Why ROE Can Be Misleadingly High
A high ROE percentage isn’t automatically a good sign. Companies that carry a lot of debt can show inflated ROE because borrowing reduces the equity base in the denominator of the formula. If a business earns a return on its assets that exceeds the interest rate it pays on debt, leverage pushes ROE higher. A company with $500 million in debt and $500 million in equity that earns 20% on its total assets while paying 10% interest on its borrowings will show an ROE well above 20%, even though the underlying business performance hasn’t changed.
This is why investors often look at ROE alongside the debt-to-equity ratio. A company with a 25% ROE and modest debt is in a very different position than one with a 25% ROE propped up by heavy borrowing. The second company carries more financial risk, especially if revenue drops and it still has to service that debt.
When ROE Goes Negative
ROE can also be a negative percentage. This happens when a company reports a net loss instead of a profit. Startups commonly post negative ROE for years before they become profitable. Established companies can also show negative ROE during restructuring periods or after one-time write-downs. Hewlett-Packard, for example, reported an ROE of negative 51% in 2022 after taking large charges related to headcount reductions and writing down goodwill from a failed acquisition.

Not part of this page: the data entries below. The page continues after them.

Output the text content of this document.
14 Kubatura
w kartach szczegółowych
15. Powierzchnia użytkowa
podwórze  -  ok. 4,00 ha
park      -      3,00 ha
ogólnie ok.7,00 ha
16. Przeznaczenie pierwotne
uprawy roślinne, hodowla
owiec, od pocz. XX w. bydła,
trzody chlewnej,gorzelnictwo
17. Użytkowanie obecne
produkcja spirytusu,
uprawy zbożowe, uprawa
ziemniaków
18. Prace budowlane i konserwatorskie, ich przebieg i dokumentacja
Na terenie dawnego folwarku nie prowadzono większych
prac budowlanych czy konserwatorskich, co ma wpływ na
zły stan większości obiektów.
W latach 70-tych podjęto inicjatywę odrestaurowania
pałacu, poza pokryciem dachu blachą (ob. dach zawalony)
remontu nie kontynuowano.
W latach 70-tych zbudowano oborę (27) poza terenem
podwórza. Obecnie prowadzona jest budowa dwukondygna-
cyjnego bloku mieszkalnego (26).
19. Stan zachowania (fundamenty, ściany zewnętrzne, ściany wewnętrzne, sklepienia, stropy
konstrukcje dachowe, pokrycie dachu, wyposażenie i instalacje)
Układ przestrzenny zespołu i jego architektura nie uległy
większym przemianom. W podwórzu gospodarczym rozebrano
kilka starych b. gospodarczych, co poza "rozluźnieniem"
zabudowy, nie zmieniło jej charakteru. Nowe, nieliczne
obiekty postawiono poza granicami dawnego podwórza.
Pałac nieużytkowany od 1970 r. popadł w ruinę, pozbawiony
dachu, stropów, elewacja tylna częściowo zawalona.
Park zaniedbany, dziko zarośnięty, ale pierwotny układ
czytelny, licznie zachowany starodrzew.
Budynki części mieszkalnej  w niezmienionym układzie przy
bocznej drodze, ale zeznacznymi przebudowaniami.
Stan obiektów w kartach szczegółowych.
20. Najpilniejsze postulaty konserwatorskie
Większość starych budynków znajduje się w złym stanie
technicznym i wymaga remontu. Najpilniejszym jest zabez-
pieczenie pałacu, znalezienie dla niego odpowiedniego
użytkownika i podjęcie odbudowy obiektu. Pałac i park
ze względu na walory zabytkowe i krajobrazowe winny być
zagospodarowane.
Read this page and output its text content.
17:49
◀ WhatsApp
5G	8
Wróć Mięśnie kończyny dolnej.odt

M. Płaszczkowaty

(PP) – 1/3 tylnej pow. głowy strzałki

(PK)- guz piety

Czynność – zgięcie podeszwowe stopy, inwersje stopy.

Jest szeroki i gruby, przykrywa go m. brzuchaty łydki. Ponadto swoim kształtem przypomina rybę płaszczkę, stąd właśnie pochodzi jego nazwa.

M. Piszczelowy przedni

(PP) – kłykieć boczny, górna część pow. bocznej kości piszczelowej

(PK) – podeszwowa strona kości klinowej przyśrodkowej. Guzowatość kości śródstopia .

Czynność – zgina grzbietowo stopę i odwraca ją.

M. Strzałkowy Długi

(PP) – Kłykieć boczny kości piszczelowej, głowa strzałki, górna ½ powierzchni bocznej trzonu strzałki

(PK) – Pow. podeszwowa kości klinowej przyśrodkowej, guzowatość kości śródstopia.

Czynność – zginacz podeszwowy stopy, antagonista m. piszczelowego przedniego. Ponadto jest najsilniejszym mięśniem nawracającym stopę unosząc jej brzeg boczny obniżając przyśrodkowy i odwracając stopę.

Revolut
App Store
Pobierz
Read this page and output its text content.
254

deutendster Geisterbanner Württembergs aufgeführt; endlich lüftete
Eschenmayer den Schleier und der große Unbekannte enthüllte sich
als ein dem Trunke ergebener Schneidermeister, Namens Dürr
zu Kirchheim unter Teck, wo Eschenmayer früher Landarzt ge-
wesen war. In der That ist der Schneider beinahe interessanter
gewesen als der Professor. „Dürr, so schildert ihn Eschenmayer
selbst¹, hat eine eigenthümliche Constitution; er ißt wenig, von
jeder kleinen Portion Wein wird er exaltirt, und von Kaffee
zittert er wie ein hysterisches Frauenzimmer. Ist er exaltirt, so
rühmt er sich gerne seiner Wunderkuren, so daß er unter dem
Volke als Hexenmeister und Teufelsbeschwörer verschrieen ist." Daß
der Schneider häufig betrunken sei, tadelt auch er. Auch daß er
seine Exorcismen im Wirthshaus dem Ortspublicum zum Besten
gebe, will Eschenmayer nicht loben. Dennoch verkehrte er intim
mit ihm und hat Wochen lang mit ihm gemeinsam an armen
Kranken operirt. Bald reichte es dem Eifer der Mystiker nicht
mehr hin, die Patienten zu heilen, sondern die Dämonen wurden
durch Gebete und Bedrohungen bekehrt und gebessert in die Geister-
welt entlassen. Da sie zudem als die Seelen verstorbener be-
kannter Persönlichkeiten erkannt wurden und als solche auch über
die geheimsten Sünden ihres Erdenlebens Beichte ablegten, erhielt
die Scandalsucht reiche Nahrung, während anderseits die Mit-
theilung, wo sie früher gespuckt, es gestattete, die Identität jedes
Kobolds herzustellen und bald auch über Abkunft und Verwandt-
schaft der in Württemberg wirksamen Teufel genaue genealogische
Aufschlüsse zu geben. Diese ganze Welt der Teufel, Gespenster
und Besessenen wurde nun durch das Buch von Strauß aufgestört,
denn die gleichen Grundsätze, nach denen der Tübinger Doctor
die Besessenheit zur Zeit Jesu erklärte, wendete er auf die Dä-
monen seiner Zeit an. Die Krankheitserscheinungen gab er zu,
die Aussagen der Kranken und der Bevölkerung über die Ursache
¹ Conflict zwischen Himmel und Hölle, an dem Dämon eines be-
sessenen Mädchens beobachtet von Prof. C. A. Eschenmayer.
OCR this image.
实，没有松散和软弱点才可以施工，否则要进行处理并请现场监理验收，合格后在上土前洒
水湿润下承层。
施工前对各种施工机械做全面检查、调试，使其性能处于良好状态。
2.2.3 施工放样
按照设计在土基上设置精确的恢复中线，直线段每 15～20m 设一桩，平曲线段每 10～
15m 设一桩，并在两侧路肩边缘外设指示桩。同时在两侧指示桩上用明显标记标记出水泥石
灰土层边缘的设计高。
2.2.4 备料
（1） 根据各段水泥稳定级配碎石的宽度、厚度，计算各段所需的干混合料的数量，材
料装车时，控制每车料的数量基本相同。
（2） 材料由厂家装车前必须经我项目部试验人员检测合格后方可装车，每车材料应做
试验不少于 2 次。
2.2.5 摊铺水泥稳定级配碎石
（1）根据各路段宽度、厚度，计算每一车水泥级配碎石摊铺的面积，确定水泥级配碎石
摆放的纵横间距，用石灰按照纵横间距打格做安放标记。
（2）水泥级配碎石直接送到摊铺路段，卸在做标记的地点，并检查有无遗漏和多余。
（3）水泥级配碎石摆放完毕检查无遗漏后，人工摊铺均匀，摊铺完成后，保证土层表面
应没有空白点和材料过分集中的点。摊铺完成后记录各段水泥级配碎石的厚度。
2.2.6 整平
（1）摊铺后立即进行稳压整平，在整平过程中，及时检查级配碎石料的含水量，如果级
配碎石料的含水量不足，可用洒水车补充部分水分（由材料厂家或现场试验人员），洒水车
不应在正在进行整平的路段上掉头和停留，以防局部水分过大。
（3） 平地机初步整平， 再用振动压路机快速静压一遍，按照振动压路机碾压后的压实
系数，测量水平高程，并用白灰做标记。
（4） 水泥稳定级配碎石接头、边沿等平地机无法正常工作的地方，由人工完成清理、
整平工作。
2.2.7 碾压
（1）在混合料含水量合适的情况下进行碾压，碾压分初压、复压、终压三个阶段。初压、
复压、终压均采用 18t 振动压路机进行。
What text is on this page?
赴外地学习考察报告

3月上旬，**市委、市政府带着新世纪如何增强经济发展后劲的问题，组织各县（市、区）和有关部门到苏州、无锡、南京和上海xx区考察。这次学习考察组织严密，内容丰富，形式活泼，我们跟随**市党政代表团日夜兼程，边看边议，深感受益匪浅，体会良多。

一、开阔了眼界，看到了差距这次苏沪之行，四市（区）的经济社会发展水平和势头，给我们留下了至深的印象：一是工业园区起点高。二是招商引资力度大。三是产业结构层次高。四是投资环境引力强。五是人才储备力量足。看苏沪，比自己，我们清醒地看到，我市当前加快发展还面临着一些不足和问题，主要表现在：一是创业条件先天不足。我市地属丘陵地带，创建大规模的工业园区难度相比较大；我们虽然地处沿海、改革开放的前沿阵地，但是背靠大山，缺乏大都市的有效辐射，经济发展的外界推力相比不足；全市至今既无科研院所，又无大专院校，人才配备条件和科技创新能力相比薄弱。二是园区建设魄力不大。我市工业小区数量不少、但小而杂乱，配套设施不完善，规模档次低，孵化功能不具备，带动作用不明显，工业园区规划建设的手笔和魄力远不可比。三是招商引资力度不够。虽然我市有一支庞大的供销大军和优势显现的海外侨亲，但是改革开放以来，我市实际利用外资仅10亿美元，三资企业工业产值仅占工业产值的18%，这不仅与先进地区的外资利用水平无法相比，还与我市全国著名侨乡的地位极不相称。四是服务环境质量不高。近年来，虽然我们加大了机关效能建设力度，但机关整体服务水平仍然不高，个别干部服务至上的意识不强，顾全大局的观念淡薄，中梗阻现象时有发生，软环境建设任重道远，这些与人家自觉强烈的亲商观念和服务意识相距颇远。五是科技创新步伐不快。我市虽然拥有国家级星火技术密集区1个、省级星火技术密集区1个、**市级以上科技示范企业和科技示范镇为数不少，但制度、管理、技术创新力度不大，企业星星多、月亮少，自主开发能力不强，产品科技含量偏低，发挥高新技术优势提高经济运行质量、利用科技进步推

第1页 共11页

A negative ROE doesn’t automatically mean a company is a bad investment. Some businesses lose money in the short term while building toward long-term profitability, and companies with negative net income sometimes still generate healthy cash flow. But a company that posts negative ROE year after year without a clear path to profitability is a warning sign that the business may not be financially sound.
How to Use ROE in Practice
When you’re evaluating a stock, ROE works best as one piece of a larger picture. Compare a company’s ROE to others in the same industry to see whether it’s above or below average. Track it over several years to see if it’s trending up or down. And check whether debt is doing the heavy lifting by looking at how leveraged the company is.
ROE is most useful for comparing companies with similar business models and capital structures. It’s less useful for companies with negative earnings, those undergoing major restructuring, or businesses in industries where asset values on the balance sheet don’t reflect economic reality well. Pairing ROE with metrics like return on assets and profit margins gives you a more complete view of how efficiently a company turns resources into profit.